And in some ways it began to. But the revolutionary government, very soon after taking power in 1959, adopted almost the same line that had dominated the Cuban Republic. So when Black activists in 1959 and 1960 tried to say, “You have to deal with the question of race,” Fidel Castro said, “The revolution has solved the problem of racism.” To talk about racism was not allowed. This is because if the Cuban government says, “We solved it,” and then someone responds, “You haven’t solved it,” it’s accusing the revolution of failing and it’s accusing the revolution of lying.

You write that those “interested in Cuba often make the mistake of thinking too much about Fidel Castro. He was but one revolutionary among many.” Such perspectives amount to reading history “backward,” you argue. What are the consequences of that misreading?
I think that he’s such a larger-than-life figure and he has attracted so much attention, and he’s drawn to himself so much attention, that many Americans think of Castro and the revolution as “The Communist Revolution that took power in 1959, created by Fidel Castro.” And that isn’t correct.

He was one of many revolutionaries—and many revolutionaries were explicitly anti-communist. The revolution was not communist to begin with, so to call it the “Communist Revolution of ’59” completely misunderstands what that revolution was. It was an anti-dictatorial revolution that grew out of the political currents that were already present in Cuba, many of which were liberal or social democratic.

Because of what the revolution would become, a lot of Americans don’t realize what the revolution originally was or how incredibly popular it was in the beginning. And it wasn’t popular support for communism—it wasn’t clear at that point that the government would become communist. So in some sense, this discourse, which has been a mainstay of official American discourse towards Cuba, just doesn’t describe what the social experience of that country was over the last 60 years.

Over the summer, in the midst of Cubans’ protests against their government, President Biden said, “The United States is taking concerted action to bolster the cause of the Cuban people.” How is the history of American intervention likely to influence a response today?
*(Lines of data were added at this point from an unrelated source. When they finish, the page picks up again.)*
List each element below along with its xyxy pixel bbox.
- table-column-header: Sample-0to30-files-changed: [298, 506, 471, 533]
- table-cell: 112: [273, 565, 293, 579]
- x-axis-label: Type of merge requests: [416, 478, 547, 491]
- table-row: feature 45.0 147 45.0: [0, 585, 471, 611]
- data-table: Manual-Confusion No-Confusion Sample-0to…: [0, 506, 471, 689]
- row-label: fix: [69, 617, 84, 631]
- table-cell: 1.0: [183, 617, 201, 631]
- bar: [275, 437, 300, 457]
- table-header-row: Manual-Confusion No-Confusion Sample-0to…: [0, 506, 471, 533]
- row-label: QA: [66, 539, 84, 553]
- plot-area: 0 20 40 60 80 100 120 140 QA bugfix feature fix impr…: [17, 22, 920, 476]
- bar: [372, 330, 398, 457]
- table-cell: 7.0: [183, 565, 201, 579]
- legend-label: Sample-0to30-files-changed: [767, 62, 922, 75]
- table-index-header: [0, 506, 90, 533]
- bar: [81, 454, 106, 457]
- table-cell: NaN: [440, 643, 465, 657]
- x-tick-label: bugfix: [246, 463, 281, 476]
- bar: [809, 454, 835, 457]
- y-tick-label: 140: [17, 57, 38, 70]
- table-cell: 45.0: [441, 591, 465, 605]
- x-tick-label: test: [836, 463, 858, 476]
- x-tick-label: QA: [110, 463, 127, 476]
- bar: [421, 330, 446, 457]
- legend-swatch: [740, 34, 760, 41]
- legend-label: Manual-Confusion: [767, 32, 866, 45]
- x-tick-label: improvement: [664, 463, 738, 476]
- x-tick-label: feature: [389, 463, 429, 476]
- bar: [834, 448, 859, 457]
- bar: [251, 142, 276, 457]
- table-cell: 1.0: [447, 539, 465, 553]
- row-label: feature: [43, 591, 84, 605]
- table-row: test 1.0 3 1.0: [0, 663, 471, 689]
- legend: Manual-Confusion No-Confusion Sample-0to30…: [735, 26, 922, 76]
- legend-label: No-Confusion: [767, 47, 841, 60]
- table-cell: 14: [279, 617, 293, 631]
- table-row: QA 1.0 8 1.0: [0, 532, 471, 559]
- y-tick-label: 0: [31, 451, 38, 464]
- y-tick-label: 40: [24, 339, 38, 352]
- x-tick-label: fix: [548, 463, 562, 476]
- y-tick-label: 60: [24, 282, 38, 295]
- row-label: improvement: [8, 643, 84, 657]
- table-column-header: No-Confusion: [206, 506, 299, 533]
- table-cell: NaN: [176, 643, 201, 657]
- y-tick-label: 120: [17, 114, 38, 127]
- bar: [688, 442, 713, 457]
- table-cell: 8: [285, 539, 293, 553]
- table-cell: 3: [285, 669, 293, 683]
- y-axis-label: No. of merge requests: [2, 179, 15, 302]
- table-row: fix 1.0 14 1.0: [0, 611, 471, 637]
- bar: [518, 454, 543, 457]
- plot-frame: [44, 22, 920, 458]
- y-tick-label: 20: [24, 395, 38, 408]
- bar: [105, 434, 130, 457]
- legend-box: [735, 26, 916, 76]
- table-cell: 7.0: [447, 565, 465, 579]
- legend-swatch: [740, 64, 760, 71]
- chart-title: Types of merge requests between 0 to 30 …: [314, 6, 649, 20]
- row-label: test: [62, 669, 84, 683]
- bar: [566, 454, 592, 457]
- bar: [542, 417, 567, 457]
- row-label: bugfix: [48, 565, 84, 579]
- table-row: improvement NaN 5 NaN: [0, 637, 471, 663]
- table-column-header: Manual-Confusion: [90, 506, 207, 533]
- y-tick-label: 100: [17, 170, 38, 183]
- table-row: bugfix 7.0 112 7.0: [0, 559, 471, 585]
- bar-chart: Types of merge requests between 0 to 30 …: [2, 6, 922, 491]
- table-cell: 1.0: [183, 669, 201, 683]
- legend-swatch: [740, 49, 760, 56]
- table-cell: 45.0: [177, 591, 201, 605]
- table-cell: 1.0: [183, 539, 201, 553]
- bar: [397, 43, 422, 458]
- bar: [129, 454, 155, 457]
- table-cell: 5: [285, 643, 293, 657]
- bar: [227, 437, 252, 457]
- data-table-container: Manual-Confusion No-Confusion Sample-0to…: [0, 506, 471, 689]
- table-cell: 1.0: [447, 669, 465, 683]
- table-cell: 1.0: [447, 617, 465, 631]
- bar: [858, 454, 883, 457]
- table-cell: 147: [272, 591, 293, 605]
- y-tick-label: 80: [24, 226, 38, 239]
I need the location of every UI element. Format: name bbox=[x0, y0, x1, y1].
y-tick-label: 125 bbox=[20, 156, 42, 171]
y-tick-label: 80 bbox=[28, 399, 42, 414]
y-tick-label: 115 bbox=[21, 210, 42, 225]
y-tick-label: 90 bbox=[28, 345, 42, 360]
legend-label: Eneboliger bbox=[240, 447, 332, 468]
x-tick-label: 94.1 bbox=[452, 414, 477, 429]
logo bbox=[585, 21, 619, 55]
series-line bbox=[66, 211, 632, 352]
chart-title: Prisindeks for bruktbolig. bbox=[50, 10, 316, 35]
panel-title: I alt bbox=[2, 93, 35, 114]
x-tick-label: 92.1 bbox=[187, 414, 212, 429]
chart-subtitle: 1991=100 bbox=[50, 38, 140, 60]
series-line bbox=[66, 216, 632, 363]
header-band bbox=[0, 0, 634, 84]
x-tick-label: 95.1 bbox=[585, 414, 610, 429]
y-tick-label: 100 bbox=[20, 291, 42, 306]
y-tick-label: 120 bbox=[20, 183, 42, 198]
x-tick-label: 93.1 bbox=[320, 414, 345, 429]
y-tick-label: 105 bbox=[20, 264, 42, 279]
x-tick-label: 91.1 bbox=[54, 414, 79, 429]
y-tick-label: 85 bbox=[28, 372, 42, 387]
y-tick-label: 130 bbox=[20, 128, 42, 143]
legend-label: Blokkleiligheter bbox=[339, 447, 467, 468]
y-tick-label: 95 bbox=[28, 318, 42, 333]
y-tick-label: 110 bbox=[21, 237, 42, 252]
Going back to the 19th century, the U.S. has never been a liberating force in Cuban history. So for the U.S. to talk about liberation now just plays right into the hands of the Cuban state. And, now, you see that some of the anti-government protesters, especially among young activists and intellectuals, have been really disappointed with the way the Biden administration has been talking about it. These demonstrators were protesting the government. They consider themselves as forces for change and as forces for democracy. But they reject the U.S. notion of itself as a liberator. I think people in Washington just ignore or just don’t know that history.